Fake security alert from my exchange drained my account

A few weeks ago I almost gave up on crypto completely after falling for a very convincing fake security alert. I still feel stupid writing this, but maybe it will help someone spot the same trick earlier than I did.

I got an email that looked exactly like it came from my main exchange. Same logo, same footer, same color scheme. The subject line said that there had been an attempted login from a new device and that my withdrawals were temporarily locked for my protection. The timing was believable because I had actually logged in from a different location a few days before.

In the body of the email there was a big button that said “Secure my account now”. I clicked it without checking the sender address properly. The page that opened looked exactly like the normal login page. Same layout, same graphics. I typed in my email and password. Then it asked for my two factor code. I entered that as well.

Nothing seemed to happen. The page showed a spinning icon and then froze. I figured it was a glitch and decided to just open the normal exchange site manually. When I logged in there, my stomach dropped. Several withdrawal requests were already pending and one had already gone through while I was trying to refresh the fake page.

The attackers had used my credentials in real time as I entered them on their fake site. They immediately created API keys and started moving funds out. I contacted support at once and they managed to stop one withdrawal, but by the time all the checks were done I had lost a significant portion of my balance.

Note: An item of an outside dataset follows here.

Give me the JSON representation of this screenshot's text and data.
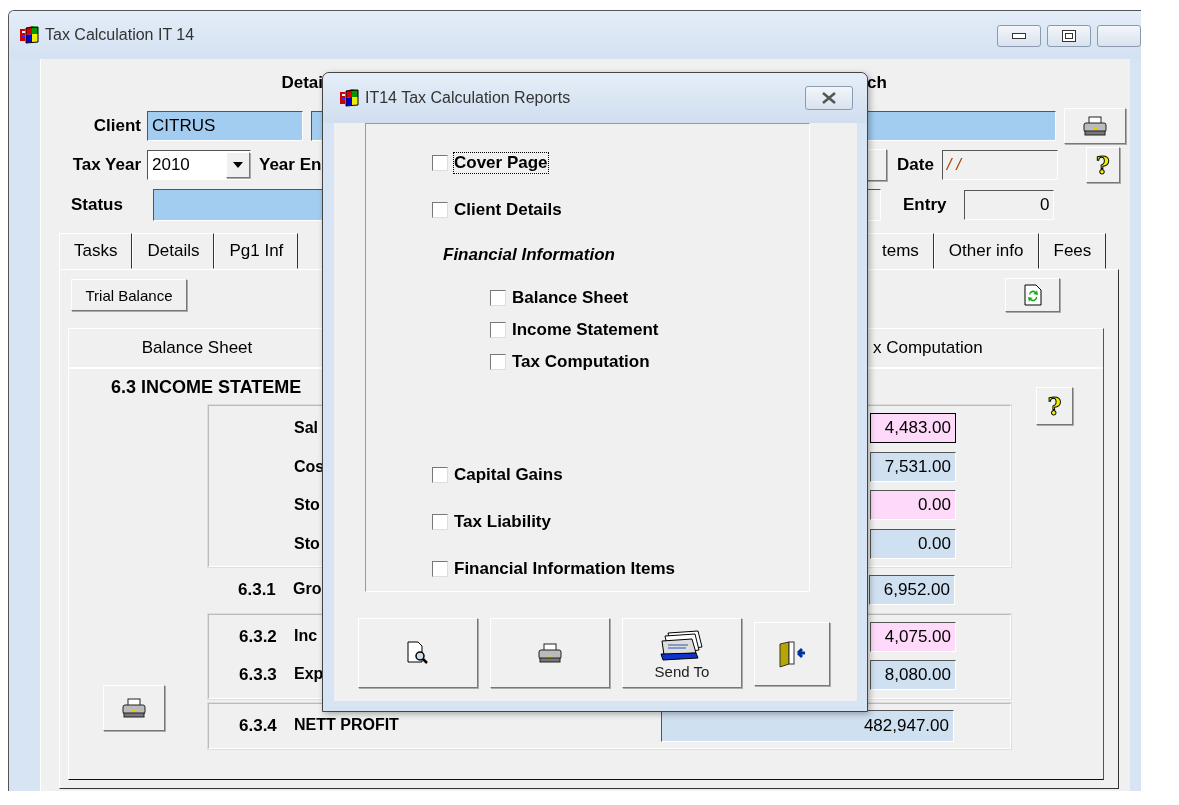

Later I looked more carefully at the email headers and saw the sender address was something like support@secure-[exchange name].com instead of the real domain. One extra word hidden in the middle, that was all it took. The link in the email went to a slightly different domain that I did not bother to inspect.

I always thought I was careful with phishing, but this one lined up with my recent activity so it slipped past my defenses. Now I never click links in emails from exchanges, even if they look urgent. I open a new tab, type the address manually and check the notification centre from inside my account instead.

If you ever get an urgent email saying your account is at risk, slow down for a moment. Check the sender domain character by character. Do not follow the link inside the email. And if you have not already, use hardware based two factor methods rather than SMS or app codes alone. I wish I had treated every message as guilty until proven innocent. It would have saved me a lot of money and stress.